In the December 1 letter, the pensioners concluded by pressing the government to adjust eligible pensioners’ pension amounts without delay.

Previously, the pensioners had on October 6 sent out its first legal letter to demand to the government for adjusted pension payments — within 21 days — after the Federal Court ruling.

Malay Mail understands that the pensioners had not filed any court action after the end of the 21-day deadline from the October 6 letter.

On April 28, 2017, Aminah had on behalf of the 56 others filed a lawsuit against the government of Malaysia and the public services director general to challenge the 2013 amendments to the Pensions Adjustment Act 1980, which changed the pension adjustment scheme to a new system with an annual two per cent increment.

Under the old pension scheme, the pension amount is adjusted or increased whenever there is a salary revision for serving government employees (who are of the same grade as the pensioner).

Under the new pension scheme introduced in 2013, when salaries for current civil servants go up, it would not affect the pension sum to be paid to pensioners even if they are of the same grade. The annual two per cent increment under the new pension scheme meant pensioners’ pension amount would not need to be dependent on salary revisions.

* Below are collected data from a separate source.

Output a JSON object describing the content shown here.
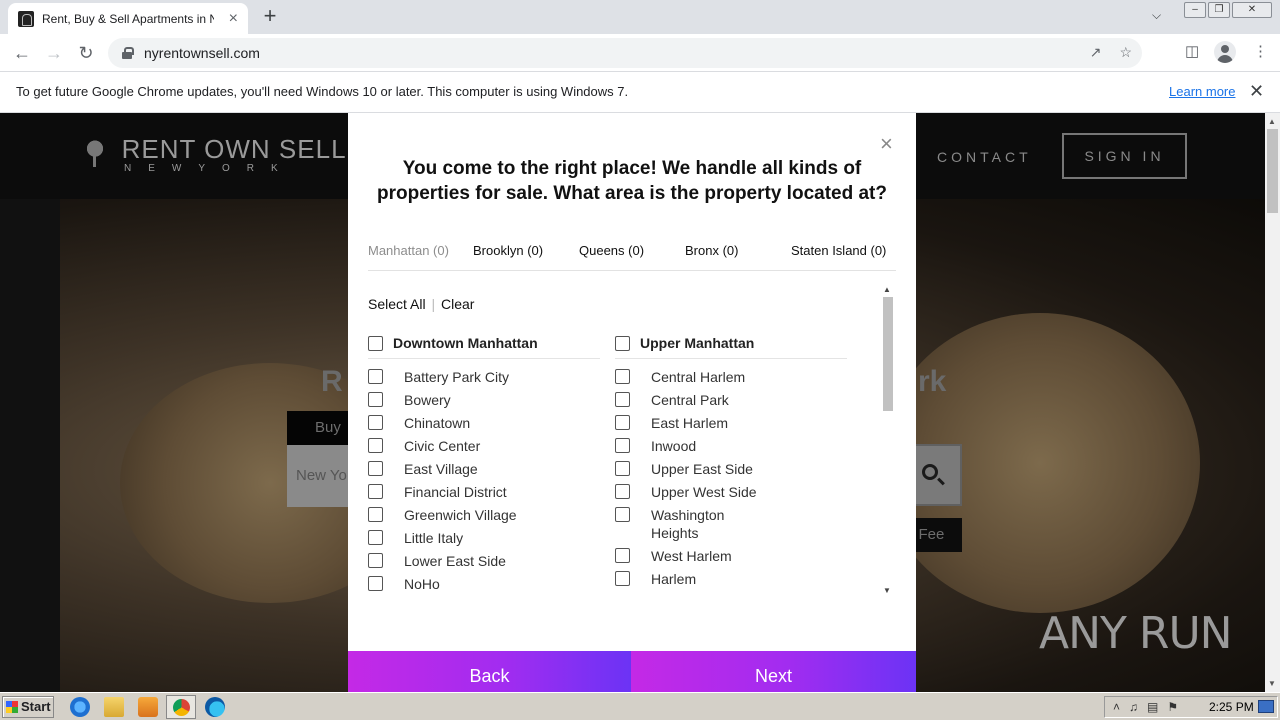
{
  "browser": {
    "tab_title": "Rent, Buy & Sell Apartments in New",
    "url": "nyrentownsell.com"
  },
  "infobar": {
    "message": "To get future Google Chrome updates, you'll need Windows 10 or later. This computer is using Windows 7.",
    "link": "Learn more"
  },
  "site": {
    "logo_main": "RENT OWN SELL",
    "logo_sub": "NEWYORK",
    "nav_contact": "CONTACT",
    "nav_signin": "SIGN IN",
    "hero_left": "R",
    "hero_right": "rk",
    "hero_tab": "Buy",
    "hero_search_placeholder": "New Yo",
    "hero_nofee": "o Fee"
  },
  "modal": {
    "title": "You come to the right place! We handle all kinds of properties for sale. What area is the property located at?",
    "tabs": [
      {
        "label": "Manhattan (0)",
        "active": true
      },
      {
        "label": "Brooklyn (0)",
        "active": false
      },
      {
        "label": "Queens (0)",
        "active": false
      },
      {
        "label": "Bronx (0)",
        "active": false
      },
      {
        "label": "Staten Island (0)",
        "active": false
      }
    ],
    "select_all": "Select All",
    "clear": "Clear",
    "groups": [
      {
        "title": "Downtown Manhattan",
        "items": [
          "Battery Park City",
          "Bowery",
          "Chinatown",
          "Civic Center",
          "East Village",
          "Financial District",
          "Greenwich Village",
          "Little Italy",
          "Lower East Side",
          "NoHo"
        ]
      },
      {
        "title": "Upper Manhattan",
        "items": [
          "Central Harlem",
          "Central Park",
          "East Harlem",
          "Inwood",
          "Upper East Side",
          "Upper West Side",
          "Washington Heights",
          "West Harlem",
          "Harlem"
        ]
      }
    ],
    "back_label": "Back",
    "next_label": "Next"
  },
  "watermark": "ANY RUN",
  "taskbar": {
    "start_label": "Start",
    "clock": "2:25 PM"
  }
}
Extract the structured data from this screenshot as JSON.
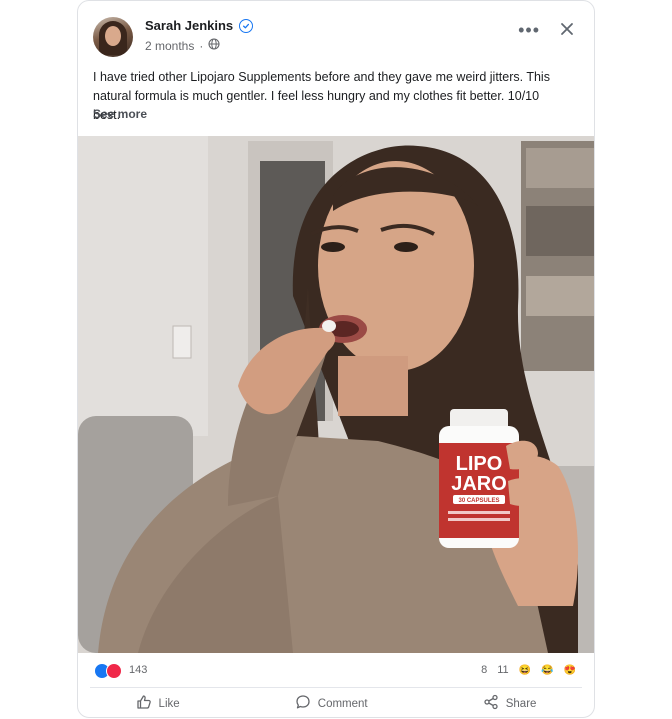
{
  "post": {
    "author": "Sarah Jenkins",
    "time": "2 months",
    "separator": "·",
    "body": "I have tried other Lipojaro Supplements before and they gave me weird jitters. This natural formula is much gentler. I feel less hungry and my clothes fit better. 10/10 best.",
    "see_more": "See more"
  },
  "product": {
    "brand_line1": "LIPO",
    "brand_line2": "JARO",
    "capsules": "30 CAPSULES"
  },
  "reactions": {
    "count": "143",
    "comments": "8",
    "shares": "11",
    "emoji_1": "😆",
    "emoji_2": "😂",
    "emoji_3": "😍"
  },
  "actions": {
    "like": "Like",
    "comment": "Comment",
    "share": "Share"
  },
  "colors": {
    "accent": "#1877f2",
    "love": "#f02849",
    "bottle_label": "#c0342f"
  }
}
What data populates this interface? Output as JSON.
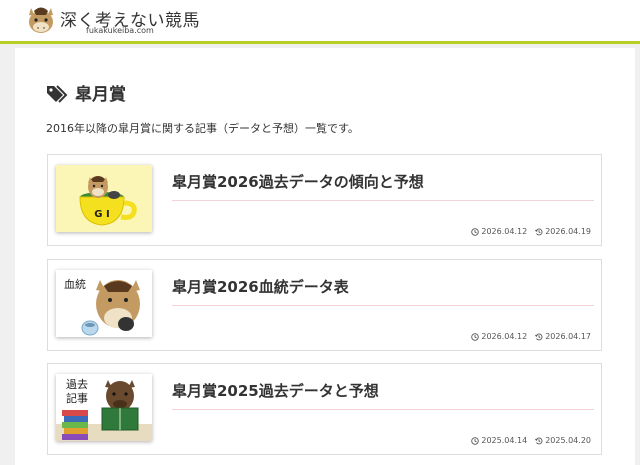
{
  "site": {
    "title": "深く考えない競馬",
    "url": "fukakukeiba.com"
  },
  "page": {
    "title": "皐月賞",
    "description": "2016年以降の皐月賞に関する記事（データと予想）一覧です。"
  },
  "articles": [
    {
      "title": "皐月賞2026過去データの傾向と予想",
      "thumb_text": "G I",
      "published": "2026.04.12",
      "updated": "2026.04.19"
    },
    {
      "title": "皐月賞2026血統データ表",
      "thumb_text": "血統",
      "published": "2026.04.12",
      "updated": "2026.04.17"
    },
    {
      "title": "皐月賞2025過去データと予想",
      "thumb_text": "過去\n記事",
      "thumb_text_line1": "過去",
      "thumb_text_line2": "記事",
      "published": "2025.04.14",
      "updated": "2025.04.20"
    }
  ],
  "icons": {
    "page": "tag-icon",
    "published": "clock-icon",
    "updated": "history-icon"
  },
  "colors": {
    "accent": "#b9cf25",
    "rule": "#f3d2d8"
  }
}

Aminah lost in the High Court on January 9, 2020, but won her appeal at the Court of Appeal in January 2022. The Federal Court in June this year dismissed the government’s appeal and upheld the Court of Appeal’s decision.

The Federal Court struck down the 2013 amendments (which introduced the new pension adjustment scheme of an annual 2 per cent increment) as unconstitutional, and restored the previous version of the law (which contained the old pension adjustment scheme where existing public servants’ salaries revision would also increase pensioners’ pension amount).

As of December 31, 2022, there are 874,842 pensioners in Malaysia.

Prime Minister Datuk Seri Anwar Ibrahim had on July 12 said the Cabinet has decided to restore the pension amount paid to retired civil servants to the original amount following the Federal Court’s decision, while the Public Service Department’s pension division director on July 20 said a special payment would be paid to retired civil servants from July to December 2023 to ensure that they continue to receive the same amount as the current sum that they would have been receiving under the new scheme.

Anwar on July 27 said that a comprehensive study that would take up to eight months would be required before a proposed new salary and pension scheme for civil servants can be brought to the Cabinet, and had on September 3 said the salary scales of civil servants would be adjusted through the government’s Budget 2024 as a temporary measure until the comprehensive study is completed by next year.

In Anwar’s Budget 2024 speech tabled on October 13, he said civil servants’ salary scheme was last reviewed in 2012 and the government is currently reviewing it and that the study for this review is expected to be finalised by the end of 2024.

While waiting for the study on the review of civil servants’ salary to be completed, Anwar had said an “early incentive payment” would be paid out in the form of RM2,000 to civil servants grade 56 and below, and a RM1,000 incentive would also be paid out to all government retirees. He said these payments would be made at the end of February 2024 to lighten the burden of those preparing for their children’s schooling and preparations for the Muslims’ fasting month Ramadan and the month of Syawal when Hari Raya Aidilfitri is celebrated.